His fame as a traditional singer and storyteller spread throughout Ireland. He knew all the singers and they knew and respected him, not merely for his vast repertoire of song or his strong expressive voice, but for his sheer presence.  Song people from such Comhaltas branches as Inishowen and Wexford – which he annually frequented – often commented that his personality naturally raised the overall sense of occasion, that the great chieftain had arrived and singer and song alike enhanced.  The sense of presence, which accompanied him everywhere to such occasions was that of warmth, strength, and utter enthusiasm for the art of traditional song, all adorned by a depth of folk knowledge through which he interpreted the ways of the world.  And as the sessions went on, and the odd glass of whiskey made its way into the system, the songs of war and devilment grew louder and more expressive- and the songs of love grew tenderer.

He became immersed in the cultural life of his district through traditional music and song and through the GAA in the local Mullaghbawn club.  A founder member of the Ring of Gullion Comhaltas in 1975 and later president, he was also a founder member of the ‘Forkhill Singing Weekend’ and of the Stray Leaf Folk Club.

Mick Quinn shared with the late John Campbell of Mullaghbawn, a faculty of humorous storytelling that had no equal in Ireland and, like his great friend, some of these were inherited and enhanced, but many were creations of their own imagination and delivered in a “round the hearth” style.  He could electrify the dourest of gatherings, and even as he stood looking around the hall before he began his yarns, created a sense of expectation that none could match.  The song and music tradition was passed on to his family.
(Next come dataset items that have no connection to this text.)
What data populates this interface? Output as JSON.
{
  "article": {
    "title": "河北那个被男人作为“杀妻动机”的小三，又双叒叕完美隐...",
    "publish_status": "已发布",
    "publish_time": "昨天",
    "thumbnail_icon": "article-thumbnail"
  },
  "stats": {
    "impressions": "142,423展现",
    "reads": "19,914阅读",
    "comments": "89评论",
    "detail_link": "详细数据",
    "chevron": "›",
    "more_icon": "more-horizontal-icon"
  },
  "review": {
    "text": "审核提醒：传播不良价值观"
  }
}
So it was only natural that his grandchildren, grand nephews and nieces provided the moving and powerful music for his funeral Mass, in the company of musicians from the Ring of Gullion Comhaltas and by special local friends in the song tradition – Len Graham, Padraigin Ni Uallachain and Gerry Cullen from the ‘Voice Squad’.

As Mick’s remains were carried from the chapel to the sound of “The Bard of Armagh” there was a long round of applause as the procession moved toward the grave.  Silence descended for the final prayers, led by Fr Heagney PP and native priest Fr. Phelim McKeown and after the last amen, as the stream at the bottom of the graveyard sounded, and in the great backdrop of Slieve Gullion, the voice of Rita Gallagher from Donegal arose singing the poignant verses  of ‘Craigie Hill’, his favourite song.

And so, Mick’s status moved from one living presence to another, to enter the memory of the people, of the local landscape with those others such as Michael J Murphy, John Campbell, Eugene Hannaway and the wider brotherhood of the local Gaelic poets, long gone but ever alive, whom the presence of the mountain touched and stirred in their day.

Michael Quinn was predeceased by his wife Tessie, and is survived by his children Pauline (Mulligan), John, Catherine (Rice), Miceal, and Fiona (McVerry), his grandchildren, brothers Sean and Eamonn, sisters Nancy and Brigid and wider family circle.